Problem Overview: You are given two strings s and t consisting of digits. You can repeatedly choose any substring of s and sort it in ascending order. The task is to determine whether these operations can transform s into t.

Approach 1: Greedy Algorithm with Position Tracking (O(n) time, O(n) space)

This approach processes t from left to right and greedily matches each digit with the earliest valid occurrence in s. Maintain queues (or lists) storing indices of each digit 0–9 in s. When you need digit d for the next position in t, pop the earliest index from the queue for d. The key constraint: no smaller digit can appear before this index in s that hasn’t been used yet. A smaller digit would block the transformation because sorting operations cannot move a larger digit ahead of a smaller one that appears earlier. Checking digits 0..d-1 ensures the move is valid. This greedy ordering directly models the restrictions imposed by substring sorting. It works in linear time because each index is processed once.

Approach 2: Index Matching with Character Buckets (O(n) time, O(n) space)

This method groups positions of digits in s into buckets indexed by digit value. While scanning t, you match each character with the next available index from its corresponding bucket. Before accepting that index, verify that no smaller digit bucket has an earlier unused index. If such a digit exists, the transformation would require moving a larger digit ahead of a smaller one, which substring sorting cannot achieve. Conceptually this approach is similar to the greedy solution but emphasizes bucket-based indexing and pointer tracking. The logic focuses on validating ordering constraints across digit groups rather than directly simulating operations.

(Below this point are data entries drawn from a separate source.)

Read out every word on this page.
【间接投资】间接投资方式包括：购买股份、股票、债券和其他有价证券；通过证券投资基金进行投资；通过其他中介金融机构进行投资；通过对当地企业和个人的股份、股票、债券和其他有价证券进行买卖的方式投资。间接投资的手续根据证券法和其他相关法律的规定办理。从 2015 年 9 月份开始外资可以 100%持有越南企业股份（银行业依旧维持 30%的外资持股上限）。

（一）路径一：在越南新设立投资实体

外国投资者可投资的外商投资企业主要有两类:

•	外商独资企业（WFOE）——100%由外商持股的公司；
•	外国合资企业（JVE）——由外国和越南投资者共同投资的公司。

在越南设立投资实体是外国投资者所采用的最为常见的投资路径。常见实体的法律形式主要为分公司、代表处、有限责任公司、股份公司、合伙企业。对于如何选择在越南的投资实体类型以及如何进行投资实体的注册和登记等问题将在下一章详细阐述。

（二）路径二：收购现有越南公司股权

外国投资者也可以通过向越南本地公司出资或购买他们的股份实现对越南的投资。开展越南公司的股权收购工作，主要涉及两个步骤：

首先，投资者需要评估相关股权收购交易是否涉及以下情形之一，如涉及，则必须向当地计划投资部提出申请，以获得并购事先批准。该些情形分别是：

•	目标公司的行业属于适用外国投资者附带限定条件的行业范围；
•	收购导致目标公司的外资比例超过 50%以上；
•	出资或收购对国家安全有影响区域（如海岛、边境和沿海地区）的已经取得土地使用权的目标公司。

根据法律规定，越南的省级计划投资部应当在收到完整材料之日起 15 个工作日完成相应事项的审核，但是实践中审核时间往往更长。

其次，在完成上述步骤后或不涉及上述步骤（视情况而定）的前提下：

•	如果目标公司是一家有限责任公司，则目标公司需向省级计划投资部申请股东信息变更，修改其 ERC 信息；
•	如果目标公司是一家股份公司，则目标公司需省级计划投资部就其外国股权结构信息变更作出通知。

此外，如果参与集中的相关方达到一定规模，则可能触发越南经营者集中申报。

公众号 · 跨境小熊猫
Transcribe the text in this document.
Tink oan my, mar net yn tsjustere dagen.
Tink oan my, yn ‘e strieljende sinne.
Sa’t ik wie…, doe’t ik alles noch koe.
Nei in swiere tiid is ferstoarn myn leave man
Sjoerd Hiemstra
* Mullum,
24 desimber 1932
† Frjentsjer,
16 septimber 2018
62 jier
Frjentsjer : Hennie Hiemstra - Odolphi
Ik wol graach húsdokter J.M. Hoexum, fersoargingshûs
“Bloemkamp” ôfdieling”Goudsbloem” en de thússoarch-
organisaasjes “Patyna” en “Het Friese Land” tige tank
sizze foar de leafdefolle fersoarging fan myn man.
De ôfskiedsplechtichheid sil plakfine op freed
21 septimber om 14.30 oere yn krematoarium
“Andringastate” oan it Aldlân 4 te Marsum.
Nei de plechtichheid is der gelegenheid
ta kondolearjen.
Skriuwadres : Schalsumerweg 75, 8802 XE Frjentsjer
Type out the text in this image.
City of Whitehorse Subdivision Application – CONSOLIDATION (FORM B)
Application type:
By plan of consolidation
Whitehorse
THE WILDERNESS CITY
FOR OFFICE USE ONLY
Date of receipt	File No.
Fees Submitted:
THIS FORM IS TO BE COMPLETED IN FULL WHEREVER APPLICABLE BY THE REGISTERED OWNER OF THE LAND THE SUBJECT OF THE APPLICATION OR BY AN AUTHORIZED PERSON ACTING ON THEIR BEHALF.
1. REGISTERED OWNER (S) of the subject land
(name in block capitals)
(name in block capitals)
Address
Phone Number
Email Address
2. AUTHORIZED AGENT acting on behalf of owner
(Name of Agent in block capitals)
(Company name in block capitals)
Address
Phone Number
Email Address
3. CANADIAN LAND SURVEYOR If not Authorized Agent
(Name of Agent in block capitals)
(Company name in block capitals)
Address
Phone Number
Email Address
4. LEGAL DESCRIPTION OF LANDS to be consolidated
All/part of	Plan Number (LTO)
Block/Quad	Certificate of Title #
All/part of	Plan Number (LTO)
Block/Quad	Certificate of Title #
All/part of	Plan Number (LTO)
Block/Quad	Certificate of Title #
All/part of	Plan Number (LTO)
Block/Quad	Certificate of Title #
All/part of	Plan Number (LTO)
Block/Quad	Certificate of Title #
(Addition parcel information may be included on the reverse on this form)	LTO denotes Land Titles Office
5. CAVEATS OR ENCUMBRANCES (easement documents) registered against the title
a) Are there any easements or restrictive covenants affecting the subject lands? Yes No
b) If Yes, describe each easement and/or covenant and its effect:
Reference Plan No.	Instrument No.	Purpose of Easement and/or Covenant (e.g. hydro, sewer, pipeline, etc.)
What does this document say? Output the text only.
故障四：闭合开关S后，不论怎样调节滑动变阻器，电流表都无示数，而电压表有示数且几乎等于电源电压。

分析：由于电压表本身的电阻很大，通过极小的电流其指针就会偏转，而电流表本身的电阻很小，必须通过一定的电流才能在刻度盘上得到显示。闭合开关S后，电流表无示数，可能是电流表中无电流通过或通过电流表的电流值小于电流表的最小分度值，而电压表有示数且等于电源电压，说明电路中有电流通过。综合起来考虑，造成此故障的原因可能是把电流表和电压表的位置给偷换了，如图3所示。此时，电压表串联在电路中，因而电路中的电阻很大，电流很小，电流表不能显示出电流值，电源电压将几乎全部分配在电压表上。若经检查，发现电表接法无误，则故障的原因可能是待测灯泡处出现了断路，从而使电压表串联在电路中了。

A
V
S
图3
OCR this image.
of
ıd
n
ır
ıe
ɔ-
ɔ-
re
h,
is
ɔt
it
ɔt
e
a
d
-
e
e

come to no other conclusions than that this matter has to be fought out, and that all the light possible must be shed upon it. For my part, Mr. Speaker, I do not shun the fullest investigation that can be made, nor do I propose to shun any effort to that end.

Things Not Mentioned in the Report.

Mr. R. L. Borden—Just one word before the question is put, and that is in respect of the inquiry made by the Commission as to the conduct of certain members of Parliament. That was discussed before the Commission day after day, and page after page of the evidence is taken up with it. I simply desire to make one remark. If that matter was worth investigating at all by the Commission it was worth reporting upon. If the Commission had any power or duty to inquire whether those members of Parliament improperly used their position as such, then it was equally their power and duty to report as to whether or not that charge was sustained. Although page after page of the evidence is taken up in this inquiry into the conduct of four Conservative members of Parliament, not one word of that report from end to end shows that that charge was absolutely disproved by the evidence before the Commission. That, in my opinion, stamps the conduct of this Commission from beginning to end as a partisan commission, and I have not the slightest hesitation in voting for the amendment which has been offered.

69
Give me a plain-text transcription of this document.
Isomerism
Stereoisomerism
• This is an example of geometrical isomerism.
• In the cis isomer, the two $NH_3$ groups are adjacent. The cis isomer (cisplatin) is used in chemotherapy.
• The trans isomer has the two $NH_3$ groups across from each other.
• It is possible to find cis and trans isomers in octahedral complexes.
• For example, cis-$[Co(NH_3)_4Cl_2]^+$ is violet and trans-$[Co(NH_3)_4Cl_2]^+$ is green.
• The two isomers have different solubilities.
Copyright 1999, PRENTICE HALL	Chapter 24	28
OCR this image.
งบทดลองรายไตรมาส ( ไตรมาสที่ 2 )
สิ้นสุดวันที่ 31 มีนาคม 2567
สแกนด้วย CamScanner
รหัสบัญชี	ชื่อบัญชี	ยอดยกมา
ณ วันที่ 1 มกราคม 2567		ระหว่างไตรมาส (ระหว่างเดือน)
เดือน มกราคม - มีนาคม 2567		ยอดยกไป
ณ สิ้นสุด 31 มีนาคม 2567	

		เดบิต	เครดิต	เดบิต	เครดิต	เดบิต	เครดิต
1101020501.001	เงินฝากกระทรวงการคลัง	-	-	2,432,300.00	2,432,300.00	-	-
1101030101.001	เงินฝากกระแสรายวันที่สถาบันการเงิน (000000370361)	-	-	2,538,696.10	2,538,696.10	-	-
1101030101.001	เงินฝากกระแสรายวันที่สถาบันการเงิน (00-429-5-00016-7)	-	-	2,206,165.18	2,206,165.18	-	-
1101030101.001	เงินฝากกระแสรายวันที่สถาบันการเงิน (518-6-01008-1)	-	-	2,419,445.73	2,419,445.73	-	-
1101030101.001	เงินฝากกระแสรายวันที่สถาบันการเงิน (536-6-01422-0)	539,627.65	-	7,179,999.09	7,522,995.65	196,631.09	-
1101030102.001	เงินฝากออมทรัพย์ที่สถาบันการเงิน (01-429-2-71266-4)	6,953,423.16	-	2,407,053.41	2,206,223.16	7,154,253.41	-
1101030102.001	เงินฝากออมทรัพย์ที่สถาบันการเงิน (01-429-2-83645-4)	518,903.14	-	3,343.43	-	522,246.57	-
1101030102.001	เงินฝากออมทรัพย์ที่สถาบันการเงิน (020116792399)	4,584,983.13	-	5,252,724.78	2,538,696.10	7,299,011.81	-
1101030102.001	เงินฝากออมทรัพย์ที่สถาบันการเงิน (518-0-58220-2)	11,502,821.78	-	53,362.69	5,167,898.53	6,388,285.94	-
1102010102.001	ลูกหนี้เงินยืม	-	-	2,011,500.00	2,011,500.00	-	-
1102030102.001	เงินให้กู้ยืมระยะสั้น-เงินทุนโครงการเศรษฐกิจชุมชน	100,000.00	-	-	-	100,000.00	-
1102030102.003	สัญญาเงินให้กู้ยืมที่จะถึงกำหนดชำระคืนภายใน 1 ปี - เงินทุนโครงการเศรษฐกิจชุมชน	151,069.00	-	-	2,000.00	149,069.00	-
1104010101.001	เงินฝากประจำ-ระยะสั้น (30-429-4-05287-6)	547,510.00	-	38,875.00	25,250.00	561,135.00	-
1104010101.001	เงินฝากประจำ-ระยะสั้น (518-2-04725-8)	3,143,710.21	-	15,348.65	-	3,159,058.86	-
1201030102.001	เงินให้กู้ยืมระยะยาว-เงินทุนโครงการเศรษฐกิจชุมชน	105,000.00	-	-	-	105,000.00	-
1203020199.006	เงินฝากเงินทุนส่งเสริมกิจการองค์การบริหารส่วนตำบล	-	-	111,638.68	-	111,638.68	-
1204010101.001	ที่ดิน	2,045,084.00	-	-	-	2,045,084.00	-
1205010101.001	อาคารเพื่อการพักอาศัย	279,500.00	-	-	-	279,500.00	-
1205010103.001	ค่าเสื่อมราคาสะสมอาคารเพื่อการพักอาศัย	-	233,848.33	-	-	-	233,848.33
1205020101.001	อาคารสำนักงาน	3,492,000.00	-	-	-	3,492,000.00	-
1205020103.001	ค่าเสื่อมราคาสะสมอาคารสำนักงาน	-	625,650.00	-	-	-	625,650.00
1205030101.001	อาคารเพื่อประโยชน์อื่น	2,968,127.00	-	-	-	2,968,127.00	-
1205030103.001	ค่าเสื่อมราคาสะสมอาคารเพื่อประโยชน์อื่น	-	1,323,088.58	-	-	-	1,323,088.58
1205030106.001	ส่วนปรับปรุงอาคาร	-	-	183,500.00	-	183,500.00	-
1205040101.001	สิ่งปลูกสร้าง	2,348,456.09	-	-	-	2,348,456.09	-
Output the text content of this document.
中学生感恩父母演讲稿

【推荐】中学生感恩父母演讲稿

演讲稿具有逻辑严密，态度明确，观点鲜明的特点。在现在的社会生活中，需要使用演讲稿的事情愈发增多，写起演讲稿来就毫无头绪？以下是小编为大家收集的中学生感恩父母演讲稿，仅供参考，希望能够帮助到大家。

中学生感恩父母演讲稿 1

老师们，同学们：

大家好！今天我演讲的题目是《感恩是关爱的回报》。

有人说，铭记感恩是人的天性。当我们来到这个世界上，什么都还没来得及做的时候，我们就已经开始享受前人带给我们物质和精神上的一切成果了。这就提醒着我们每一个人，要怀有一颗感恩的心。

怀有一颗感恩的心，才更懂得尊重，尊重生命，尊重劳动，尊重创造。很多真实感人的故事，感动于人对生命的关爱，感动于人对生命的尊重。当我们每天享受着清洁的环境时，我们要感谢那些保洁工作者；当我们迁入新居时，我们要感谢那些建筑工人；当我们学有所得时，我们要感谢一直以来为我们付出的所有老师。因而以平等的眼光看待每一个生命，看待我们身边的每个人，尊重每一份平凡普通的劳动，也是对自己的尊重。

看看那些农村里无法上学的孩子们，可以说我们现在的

Both approaches rely on understanding how sorting a substring affects relative order. Sorting can move smaller digits left but cannot move larger digits ahead of smaller ones already positioned earlier. This constraint turns the problem into verifying whether the relative ordering of digits in s can satisfy the target sequence in t. Efficient tracking of indices with queues or buckets avoids repeated scans.

Recommended for interviews: The greedy position-tracking solution is what most interviewers expect. It demonstrates a strong understanding of ordering constraints and uses efficient data structures from string processing and greedy strategy. A brute-force simulation of substring sorting would be far too slow, but discussing why it fails helps show problem intuition before presenting the optimal linear solution.